Until recently, academia typically did not engage with the development of medical technology but instead developed techniques, processes, and lab-evaluated studies that were picked up by industry. With the introduction of rapid prototyping and access to information via the internet, more and more medical technology is being developed within academia from conception to product. However, academia still suffers from siloed research groups, access to partial knowledge, and anticipating, at the outset, the requirements of a final product necessary to engage all the required multidisciplinary input. Support for the design and development of the technology can often be provided by other academic departments; however, the current environment of isolated research, often due to funding remit restrictions and limited resources, limits this. In this paper, we highlight lessons learnt within academia about using regulatory standards within a multidisciplinary research project to assess the usability of a novel medical device; specifically, the current guidance is not sufficient for new practitioners to apply regulatory processes straightforwardly.

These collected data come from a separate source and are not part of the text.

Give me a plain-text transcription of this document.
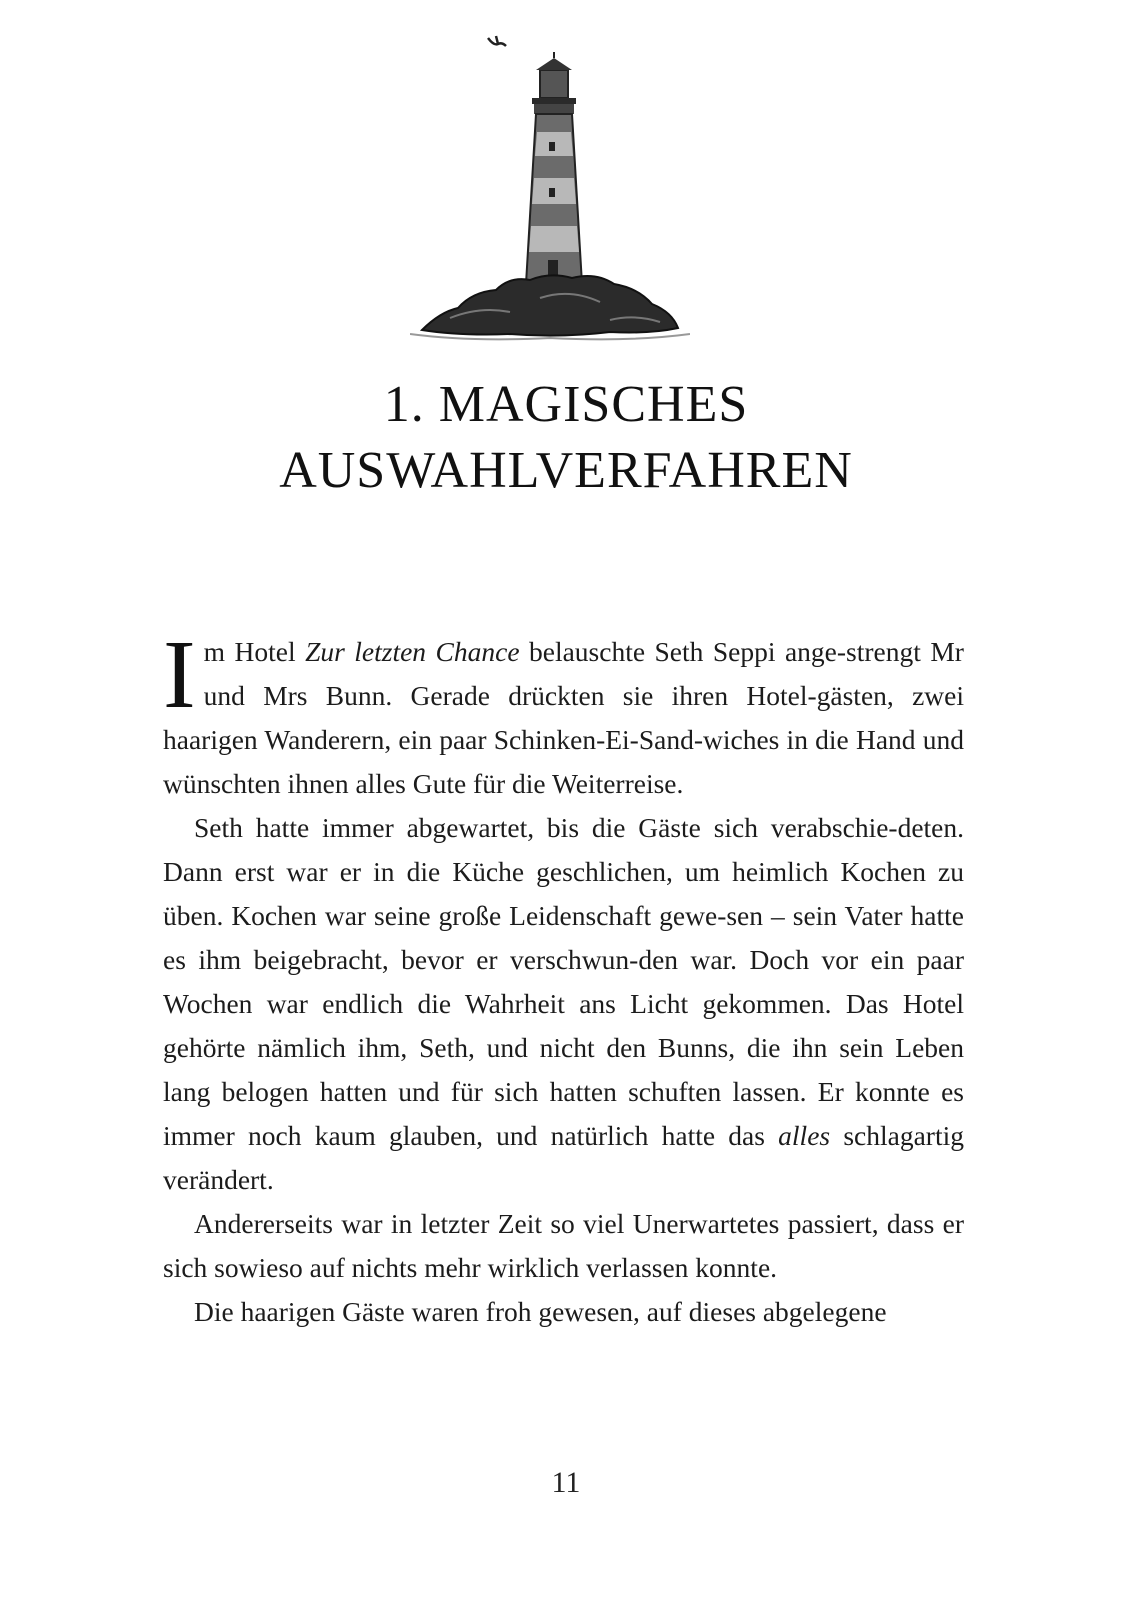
1. MAGISCHES
AUSWAHLVERFAHREN

Im Hotel Zur letzten Chance belauschte Seth Seppi ange-strengt Mr und Mrs Bunn. Gerade drückten sie ihren Hotel-gästen, zwei haarigen Wanderern, ein paar Schinken-Ei-Sand-wiches in die Hand und wünschten ihnen alles Gute für die Weiterreise.

Seth hatte immer abgewartet, bis die Gäste sich verabschie-deten. Dann erst war er in die Küche geschlichen, um heimlich Kochen zu üben. Kochen war seine große Leidenschaft gewe-sen – sein Vater hatte es ihm beigebracht, bevor er verschwun-den war. Doch vor ein paar Wochen war endlich die Wahrheit ans Licht gekommen. Das Hotel gehörte nämlich ihm, Seth, und nicht den Bunns, die ihn sein Leben lang belogen hatten und für sich hatten schuften lassen. Er konnte es immer noch kaum glauben, und natürlich hatte das alles schlagartig verändert.

Andererseits war in letzter Zeit so viel Unerwartetes passiert, dass er sich sowieso auf nichts mehr wirklich verlassen konnte.

Die haarigen Gäste waren froh gewesen, auf dieses abgelegene

11
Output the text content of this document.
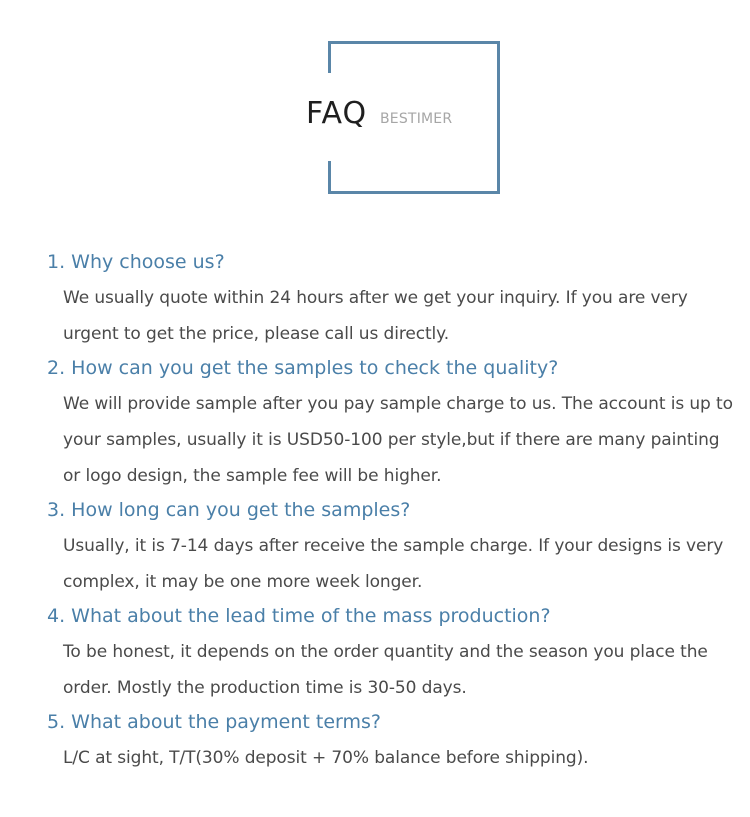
FAQ BESTIMER
1. Why choose us?
We usually quote within 24 hours after we get your inquiry. If you are very urgent to get the price, please call us directly.
2. How can you get the samples to check the quality?
We will provide sample after you pay sample charge to us. The account is up to your samples, usually it is USD50-100 per style,but if there are many painting or logo design, the sample fee will be higher.
3. How long can you get the samples?
Usually, it is 7-14 days after receive the sample charge. If your designs is very complex, it may be one more week longer.
4. What about the lead time of the mass production?
To be honest, it depends on the order quantity and the season you place the order. Mostly the production time is 30-50 days.
5. What about the payment terms?
L/C at sight, T/T(30% deposit + 70% balance before shipping).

We report on the assessment of a novel medical device being evaluated to regulatory standards, using the system under ‘normal use’, and discuss how using ecological validity as a guide can help ensure that the device is effective, efficient, and most importantly safe. •Lessons learnt for academics translating biomedical science into medical device development.•Guidance when using regulatory standards to evaluate medical devices.•Emphasise the importance of Instructions for use (IFU) documents during the development of medical devices.